Short version: You set delegation options for a security principal (i.e. user or computer) you've just configured an SPN for on the Delegation tab of that principal in AD Users and Computers.
Longer version: No, no, no!
You don't want to set up Kerberos Authentication and therefore delegation. These are separate concepts, independent of one another.
You can authenticate using Kerberos without needing to delegate anything. In fact, out of the box, Windows 2008's IIS 7 and later ship with a default configuration which means that any single domain member box, where its real hostname is used, will be able to perform Kerb authentication. See "Kernel mode authentication", and, spoilers! You'll need to turn that off for your scenario to work as you've described it*.

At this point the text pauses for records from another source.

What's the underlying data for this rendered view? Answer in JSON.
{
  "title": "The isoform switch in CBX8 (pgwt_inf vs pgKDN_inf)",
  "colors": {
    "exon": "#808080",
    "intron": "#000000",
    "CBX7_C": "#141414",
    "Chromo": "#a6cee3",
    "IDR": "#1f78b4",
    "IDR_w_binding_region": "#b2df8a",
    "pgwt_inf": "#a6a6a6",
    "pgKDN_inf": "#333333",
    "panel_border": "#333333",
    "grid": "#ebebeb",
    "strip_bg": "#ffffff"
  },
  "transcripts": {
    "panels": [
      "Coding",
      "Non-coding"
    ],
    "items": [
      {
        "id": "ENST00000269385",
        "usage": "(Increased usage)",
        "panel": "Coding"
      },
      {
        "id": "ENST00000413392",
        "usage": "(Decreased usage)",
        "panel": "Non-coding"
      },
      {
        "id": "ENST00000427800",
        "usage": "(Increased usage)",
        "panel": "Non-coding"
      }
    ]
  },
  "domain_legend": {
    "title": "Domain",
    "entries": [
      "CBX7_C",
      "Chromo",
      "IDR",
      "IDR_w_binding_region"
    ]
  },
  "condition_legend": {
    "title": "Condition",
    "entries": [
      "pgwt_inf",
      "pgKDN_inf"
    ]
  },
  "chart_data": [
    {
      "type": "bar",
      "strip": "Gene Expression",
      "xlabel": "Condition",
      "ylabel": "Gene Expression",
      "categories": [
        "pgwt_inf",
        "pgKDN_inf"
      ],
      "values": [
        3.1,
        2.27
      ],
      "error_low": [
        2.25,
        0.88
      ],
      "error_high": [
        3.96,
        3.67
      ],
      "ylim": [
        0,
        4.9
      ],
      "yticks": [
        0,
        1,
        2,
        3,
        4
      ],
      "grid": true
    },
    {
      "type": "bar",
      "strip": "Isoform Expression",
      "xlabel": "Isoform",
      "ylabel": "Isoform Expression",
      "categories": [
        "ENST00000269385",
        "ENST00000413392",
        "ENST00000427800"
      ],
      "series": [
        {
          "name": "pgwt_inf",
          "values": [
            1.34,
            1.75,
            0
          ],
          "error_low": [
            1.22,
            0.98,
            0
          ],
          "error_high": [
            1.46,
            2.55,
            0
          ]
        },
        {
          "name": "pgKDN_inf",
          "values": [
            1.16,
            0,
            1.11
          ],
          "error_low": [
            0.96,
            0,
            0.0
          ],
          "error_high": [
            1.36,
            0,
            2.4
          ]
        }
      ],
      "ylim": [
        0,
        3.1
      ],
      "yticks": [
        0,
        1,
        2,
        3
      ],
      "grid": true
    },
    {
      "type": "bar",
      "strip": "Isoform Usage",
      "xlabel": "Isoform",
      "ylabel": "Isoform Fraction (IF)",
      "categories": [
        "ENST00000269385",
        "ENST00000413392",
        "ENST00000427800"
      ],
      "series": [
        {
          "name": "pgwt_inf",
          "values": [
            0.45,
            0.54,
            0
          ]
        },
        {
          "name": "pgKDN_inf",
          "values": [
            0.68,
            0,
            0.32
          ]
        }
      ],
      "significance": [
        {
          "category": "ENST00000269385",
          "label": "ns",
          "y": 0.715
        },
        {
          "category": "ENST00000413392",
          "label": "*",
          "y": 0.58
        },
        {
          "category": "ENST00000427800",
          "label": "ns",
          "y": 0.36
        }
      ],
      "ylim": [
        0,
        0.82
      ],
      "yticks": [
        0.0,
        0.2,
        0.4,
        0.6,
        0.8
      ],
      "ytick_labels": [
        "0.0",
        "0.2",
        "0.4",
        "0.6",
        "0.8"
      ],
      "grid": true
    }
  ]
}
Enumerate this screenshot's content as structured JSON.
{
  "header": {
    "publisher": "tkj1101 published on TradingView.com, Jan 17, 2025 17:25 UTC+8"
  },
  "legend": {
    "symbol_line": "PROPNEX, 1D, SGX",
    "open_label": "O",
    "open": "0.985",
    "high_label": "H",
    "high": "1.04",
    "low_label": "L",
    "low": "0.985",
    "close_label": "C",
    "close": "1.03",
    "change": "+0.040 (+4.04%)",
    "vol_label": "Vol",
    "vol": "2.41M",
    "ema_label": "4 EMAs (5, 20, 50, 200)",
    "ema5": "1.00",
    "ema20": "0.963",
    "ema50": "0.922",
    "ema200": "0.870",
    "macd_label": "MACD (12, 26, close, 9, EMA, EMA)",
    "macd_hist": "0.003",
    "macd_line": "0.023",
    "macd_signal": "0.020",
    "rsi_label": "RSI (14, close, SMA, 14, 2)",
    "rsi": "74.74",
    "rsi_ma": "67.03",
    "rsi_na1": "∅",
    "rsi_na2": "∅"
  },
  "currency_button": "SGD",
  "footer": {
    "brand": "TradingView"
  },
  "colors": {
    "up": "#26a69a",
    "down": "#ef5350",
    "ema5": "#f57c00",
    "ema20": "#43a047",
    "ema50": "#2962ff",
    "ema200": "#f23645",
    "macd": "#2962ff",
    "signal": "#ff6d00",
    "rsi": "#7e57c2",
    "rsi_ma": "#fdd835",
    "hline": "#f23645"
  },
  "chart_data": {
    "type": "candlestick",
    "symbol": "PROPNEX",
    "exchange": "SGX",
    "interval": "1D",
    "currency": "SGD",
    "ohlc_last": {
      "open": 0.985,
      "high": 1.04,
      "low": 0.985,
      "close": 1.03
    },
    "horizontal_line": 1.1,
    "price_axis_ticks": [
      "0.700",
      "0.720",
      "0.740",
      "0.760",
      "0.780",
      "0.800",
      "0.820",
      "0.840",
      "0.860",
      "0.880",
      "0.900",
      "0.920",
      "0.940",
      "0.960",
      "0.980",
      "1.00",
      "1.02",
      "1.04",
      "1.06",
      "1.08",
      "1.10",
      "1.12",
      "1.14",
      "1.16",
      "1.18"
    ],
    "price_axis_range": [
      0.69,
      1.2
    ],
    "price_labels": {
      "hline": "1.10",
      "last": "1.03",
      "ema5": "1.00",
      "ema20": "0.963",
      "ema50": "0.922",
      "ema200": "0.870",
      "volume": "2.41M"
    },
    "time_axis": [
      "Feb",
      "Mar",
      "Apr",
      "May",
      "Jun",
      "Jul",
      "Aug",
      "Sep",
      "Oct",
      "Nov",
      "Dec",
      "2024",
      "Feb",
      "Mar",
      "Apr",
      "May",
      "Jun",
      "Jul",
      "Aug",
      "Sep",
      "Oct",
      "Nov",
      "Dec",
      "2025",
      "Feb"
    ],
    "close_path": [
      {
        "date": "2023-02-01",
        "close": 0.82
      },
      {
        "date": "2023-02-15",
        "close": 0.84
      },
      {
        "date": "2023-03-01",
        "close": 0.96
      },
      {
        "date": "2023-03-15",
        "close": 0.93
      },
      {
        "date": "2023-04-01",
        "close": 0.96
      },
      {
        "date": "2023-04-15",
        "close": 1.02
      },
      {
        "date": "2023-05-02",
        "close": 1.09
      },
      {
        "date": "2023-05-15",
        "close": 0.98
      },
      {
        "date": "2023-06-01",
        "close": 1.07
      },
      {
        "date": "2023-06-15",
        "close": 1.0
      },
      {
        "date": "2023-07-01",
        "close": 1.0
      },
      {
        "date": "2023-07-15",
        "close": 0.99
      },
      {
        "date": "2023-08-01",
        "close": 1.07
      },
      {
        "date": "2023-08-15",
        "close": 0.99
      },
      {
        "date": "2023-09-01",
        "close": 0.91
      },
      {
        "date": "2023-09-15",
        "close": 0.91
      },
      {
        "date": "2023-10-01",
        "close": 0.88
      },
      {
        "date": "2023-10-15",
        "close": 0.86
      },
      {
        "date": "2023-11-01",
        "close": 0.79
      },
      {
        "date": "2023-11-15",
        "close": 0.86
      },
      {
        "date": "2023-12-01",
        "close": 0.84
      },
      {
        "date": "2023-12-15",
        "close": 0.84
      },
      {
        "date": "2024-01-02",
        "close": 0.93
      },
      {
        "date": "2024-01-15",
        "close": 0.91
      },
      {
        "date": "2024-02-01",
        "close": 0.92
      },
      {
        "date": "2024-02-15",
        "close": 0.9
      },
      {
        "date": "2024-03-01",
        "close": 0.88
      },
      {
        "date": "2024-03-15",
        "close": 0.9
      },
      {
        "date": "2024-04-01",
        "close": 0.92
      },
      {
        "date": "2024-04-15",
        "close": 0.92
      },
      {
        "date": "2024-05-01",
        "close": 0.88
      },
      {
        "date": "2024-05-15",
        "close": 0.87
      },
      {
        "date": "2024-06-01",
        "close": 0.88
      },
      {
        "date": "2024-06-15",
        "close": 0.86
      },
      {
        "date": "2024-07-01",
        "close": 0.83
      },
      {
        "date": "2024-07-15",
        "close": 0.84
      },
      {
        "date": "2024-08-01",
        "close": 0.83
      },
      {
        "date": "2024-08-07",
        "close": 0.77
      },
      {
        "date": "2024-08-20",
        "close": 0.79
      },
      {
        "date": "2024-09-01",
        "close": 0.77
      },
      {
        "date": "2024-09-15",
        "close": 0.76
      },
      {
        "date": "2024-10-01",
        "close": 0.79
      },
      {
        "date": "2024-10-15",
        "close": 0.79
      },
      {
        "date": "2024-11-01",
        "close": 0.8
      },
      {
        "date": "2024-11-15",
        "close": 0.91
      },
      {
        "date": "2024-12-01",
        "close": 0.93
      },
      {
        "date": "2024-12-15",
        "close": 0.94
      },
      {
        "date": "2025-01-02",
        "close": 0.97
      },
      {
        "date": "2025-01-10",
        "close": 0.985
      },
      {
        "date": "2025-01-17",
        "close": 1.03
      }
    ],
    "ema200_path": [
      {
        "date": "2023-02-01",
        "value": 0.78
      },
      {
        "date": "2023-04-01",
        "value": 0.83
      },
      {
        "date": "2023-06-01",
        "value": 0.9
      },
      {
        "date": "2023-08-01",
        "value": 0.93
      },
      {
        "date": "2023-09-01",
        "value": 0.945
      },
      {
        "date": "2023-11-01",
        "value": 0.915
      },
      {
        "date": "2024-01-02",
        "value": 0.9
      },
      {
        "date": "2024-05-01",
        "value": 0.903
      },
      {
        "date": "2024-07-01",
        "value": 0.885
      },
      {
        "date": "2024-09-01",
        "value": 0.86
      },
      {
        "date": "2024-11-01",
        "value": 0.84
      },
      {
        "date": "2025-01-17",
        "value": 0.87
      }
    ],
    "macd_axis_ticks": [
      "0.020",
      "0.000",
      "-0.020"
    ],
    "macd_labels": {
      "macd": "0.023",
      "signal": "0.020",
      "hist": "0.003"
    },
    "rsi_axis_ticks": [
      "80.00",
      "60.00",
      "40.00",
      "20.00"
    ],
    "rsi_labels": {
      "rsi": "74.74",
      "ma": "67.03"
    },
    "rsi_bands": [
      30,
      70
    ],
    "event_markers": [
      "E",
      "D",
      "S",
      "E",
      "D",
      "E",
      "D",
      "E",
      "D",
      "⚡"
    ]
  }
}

Kerb Delegation requires that one principal be used to terminate one Kerberos-authenticated hop, and then perform another, on behalf of the original requesting security principal (the user).
Back to the solution:
So for PC -> IIS -> SQL, you'd need to map out who each process is running as:
PC (user) -> IIS (App Pool Account(IISApp01)) -> SQL (Service Account("SQLService"))
In this scenario, every account must be a domain user account, and for simplicity, you need to disable Kernel Mode Authentication in your Windows Integrated Auth options for the website in question.
Then, you need to identify the SPN used at each hop, and ensure it's registered with each one:
PC (user) doesn't matter
IIS tier: SETSPN -S IISApp01 http/name.used.by.client
(this is never automatic)
SQL tier: SETSPN -S SQLService mssql/name.used.by.iis.app:1433
(this may have been automatic)
then, you should have a Delegation tab available for IISApp01, on which you can specify that IISApp01 is trusted for constrained delegation to (Search, pick SqlService, then pick the appropriate SPN registered against SqlService).
There's a website/program called DelegConfig available which helps map this stuff out for you.
*not strictly true; there are many solutions.